No outro dia estava a almoçar com um amigo jornalista e, falando de livros, quis saber quais os autores vivos que gostava. Respondeu vários, todos homens. (Já só me lembro de Julian Barnes, que também é da minha eleição.) Evidentemente levou de imediato um raspanete por não incluir nenhuma autora na resposta. Referi Alice Munro (Nobel e tudo, por amor de deus), Hillary Mantel, Chimamanda Ngozi Adichie. Vendi demoradamente o peixe da grande, gigante, incontornável Kate Atkinson (quem não adora assolapadamente Kate Atkinson não é boa pessoa). Claro que o meu amigo, sendo, geralmente, pessoa de gostos recomendáveis, conhecia e apreciava a maioria que eu apresentei. Simplesmente, quando questionado, nem se lembrou do sexo feminino.

Ao longo dos séculos tem sido assim. De facto, uma das características masculinas que mais me impressiona (e que, em boa verdade, penso que não há nenhum homem que lhe escape totalmente, ainda que alguns – bons e valorosos – tenham consciência, os que têm, e se esforcem por isso) é a facilidade – em certos casos é mesmo uma deliberação determinada – com que os nossos contributos são desconsiderados, mesmo (ou sobretudo?) quando são pertinentes, inteligentes, argutos, criativos, carregados de razão, plenos de soluções adequadas para o problema em discussão.
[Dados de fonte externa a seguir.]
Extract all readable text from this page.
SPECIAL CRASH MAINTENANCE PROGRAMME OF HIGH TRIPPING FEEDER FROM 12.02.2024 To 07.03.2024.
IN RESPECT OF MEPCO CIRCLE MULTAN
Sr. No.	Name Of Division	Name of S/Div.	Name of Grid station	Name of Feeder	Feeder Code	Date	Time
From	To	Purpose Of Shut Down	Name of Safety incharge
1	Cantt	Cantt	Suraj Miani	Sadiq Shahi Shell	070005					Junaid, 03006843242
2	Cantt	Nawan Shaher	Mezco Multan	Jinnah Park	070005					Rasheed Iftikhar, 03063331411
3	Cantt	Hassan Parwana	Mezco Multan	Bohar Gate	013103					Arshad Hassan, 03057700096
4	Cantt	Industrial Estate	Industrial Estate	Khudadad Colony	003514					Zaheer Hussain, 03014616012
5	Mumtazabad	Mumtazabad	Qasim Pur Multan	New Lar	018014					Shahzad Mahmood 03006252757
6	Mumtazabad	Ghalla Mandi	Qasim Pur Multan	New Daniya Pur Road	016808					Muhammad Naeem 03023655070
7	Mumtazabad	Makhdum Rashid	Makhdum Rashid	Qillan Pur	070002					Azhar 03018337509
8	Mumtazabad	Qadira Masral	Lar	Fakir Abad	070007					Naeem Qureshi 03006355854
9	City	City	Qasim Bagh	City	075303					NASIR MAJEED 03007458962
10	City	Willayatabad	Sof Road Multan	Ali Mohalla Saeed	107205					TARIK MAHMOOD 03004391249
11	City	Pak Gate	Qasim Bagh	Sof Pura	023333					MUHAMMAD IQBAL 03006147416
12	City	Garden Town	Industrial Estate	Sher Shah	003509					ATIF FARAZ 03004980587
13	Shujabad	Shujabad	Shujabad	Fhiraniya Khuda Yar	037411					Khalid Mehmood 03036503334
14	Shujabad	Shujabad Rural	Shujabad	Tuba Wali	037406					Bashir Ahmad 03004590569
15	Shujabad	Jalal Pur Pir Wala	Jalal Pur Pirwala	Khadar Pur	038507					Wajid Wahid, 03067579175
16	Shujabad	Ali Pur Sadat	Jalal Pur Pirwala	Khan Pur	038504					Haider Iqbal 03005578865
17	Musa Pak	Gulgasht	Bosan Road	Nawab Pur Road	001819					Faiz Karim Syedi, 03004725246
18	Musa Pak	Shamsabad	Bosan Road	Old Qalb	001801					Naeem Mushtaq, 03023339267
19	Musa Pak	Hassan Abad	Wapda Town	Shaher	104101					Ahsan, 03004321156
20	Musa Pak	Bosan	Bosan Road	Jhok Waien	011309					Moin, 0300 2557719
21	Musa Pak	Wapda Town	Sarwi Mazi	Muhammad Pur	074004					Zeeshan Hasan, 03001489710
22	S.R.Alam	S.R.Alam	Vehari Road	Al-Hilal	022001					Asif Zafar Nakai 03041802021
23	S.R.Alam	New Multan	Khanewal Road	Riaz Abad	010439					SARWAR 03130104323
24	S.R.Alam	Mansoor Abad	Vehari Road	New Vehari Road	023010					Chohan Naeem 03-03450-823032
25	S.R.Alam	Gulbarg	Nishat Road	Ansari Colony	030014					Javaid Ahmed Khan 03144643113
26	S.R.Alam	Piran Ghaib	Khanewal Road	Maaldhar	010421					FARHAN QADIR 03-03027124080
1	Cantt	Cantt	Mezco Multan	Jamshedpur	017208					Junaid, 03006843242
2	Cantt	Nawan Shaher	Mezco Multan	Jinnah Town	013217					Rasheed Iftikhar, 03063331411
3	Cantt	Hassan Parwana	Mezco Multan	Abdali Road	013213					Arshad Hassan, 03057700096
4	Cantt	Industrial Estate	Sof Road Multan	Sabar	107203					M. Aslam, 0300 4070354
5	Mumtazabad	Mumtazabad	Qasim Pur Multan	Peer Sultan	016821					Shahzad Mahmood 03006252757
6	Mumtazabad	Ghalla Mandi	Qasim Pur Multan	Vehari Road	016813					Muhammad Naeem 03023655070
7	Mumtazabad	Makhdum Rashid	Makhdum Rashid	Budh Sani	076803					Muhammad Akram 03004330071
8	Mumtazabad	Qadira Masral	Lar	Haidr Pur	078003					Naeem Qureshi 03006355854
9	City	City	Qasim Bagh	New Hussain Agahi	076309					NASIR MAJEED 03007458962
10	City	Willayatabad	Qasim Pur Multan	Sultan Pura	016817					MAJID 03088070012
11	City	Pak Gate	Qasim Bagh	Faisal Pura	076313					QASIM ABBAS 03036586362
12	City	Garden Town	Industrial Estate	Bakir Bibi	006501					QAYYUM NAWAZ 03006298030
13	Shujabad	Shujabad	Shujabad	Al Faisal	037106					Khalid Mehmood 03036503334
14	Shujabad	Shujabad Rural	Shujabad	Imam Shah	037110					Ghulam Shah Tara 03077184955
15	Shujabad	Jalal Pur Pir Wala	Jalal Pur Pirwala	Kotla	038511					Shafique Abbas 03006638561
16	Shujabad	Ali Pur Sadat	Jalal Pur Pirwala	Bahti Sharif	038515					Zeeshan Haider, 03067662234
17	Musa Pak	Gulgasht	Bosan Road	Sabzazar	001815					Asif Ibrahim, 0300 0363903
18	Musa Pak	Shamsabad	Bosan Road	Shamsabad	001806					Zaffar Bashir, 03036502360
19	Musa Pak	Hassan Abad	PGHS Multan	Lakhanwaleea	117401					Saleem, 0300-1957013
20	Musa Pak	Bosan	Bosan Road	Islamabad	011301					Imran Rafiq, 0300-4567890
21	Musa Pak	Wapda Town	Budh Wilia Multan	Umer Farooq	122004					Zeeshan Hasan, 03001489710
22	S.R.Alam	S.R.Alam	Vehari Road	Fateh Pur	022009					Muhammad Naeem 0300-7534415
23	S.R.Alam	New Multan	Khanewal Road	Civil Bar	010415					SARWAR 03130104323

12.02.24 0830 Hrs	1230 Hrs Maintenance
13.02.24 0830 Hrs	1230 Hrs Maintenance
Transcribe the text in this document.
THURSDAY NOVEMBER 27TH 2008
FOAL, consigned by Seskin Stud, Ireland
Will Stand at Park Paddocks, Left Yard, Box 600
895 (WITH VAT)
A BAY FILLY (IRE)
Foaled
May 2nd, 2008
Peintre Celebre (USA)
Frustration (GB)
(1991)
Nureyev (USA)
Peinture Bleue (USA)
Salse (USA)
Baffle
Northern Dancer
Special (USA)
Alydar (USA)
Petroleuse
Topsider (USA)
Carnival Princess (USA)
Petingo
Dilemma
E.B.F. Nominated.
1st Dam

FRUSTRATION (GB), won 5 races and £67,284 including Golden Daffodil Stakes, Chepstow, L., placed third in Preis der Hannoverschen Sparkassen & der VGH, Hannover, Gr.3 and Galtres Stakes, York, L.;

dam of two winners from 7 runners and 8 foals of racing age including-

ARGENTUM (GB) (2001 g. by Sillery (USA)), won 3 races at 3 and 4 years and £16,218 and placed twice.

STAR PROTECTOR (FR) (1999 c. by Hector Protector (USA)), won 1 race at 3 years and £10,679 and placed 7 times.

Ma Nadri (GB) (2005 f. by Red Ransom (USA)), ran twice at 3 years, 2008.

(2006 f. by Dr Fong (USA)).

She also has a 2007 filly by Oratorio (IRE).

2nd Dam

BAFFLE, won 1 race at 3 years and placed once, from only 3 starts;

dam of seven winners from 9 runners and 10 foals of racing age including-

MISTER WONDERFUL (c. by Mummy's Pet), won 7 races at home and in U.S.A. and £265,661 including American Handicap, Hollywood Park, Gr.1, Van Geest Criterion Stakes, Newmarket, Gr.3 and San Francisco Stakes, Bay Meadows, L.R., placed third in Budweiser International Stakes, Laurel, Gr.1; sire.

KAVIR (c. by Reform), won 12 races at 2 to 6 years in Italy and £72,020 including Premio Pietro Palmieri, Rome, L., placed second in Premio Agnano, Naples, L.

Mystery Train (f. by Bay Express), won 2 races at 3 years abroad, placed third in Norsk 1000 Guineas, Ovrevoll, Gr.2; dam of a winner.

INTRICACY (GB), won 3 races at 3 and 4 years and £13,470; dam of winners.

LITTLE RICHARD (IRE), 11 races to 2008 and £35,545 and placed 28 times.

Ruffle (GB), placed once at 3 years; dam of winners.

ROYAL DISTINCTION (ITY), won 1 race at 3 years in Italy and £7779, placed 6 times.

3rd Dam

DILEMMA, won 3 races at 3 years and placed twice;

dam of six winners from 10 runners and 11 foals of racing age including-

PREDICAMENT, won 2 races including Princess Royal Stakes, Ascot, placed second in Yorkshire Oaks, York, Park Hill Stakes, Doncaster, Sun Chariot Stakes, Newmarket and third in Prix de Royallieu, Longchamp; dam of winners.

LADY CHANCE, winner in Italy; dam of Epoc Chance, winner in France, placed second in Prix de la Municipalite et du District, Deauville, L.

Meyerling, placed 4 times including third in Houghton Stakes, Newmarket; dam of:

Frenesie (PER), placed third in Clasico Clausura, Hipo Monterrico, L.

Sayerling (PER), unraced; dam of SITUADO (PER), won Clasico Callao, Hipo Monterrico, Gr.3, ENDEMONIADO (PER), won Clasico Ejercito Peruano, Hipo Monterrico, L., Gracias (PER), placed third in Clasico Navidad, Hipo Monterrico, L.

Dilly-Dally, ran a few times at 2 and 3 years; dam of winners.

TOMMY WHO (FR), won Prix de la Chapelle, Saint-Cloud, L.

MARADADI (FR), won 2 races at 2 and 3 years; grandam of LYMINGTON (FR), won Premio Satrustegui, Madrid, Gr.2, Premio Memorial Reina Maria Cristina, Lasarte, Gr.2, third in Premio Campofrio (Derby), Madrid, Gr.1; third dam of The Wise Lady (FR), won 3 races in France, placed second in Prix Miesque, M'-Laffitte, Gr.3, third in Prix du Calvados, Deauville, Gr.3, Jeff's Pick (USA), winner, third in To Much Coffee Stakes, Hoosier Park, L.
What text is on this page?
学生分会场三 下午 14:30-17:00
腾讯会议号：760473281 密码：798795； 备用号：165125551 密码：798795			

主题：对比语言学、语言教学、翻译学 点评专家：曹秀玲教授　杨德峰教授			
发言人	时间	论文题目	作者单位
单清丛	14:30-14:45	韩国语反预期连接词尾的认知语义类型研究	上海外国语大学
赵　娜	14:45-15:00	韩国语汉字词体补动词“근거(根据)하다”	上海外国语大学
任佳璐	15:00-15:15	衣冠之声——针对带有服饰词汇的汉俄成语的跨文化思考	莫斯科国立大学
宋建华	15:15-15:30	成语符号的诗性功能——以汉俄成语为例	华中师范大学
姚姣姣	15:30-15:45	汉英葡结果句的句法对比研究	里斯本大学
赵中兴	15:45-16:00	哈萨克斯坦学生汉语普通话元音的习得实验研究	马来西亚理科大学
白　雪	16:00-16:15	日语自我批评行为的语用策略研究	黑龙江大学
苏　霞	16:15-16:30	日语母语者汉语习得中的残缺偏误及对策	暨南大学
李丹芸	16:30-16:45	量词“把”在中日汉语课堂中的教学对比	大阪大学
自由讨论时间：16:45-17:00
Não tem conta a quantidade de vezes que assisti a homens (e muitas vezes, tenho de reconhecer, homens que reputo de medíocres ou medianos) ignorando, apoucando e, nos casos mais doentios, até zombando das minhas opiniões ou propostas para se calarem quando aparecia um outro homem que concordava comigo e as repetia. A partir daí até passavam a elogiar a ideia e a proposta, que coisa original, como é que ninguém ainda tinha pensado nisso (como disse?!). É modo de atuação tão socialmente aceite que é sempre feito às claras, até por escrito. Repito: aconteceu-me incontáveis vezes.

Mas é este o status quo: enquanto um homem não valida uma opinião, uma ideia, um contributo, uma obra, uma proposta de uma mulher, para a maioria dos homens a opinião, ideia, contributo, obra ou proposta da mulher ou não existe ou não vale nada.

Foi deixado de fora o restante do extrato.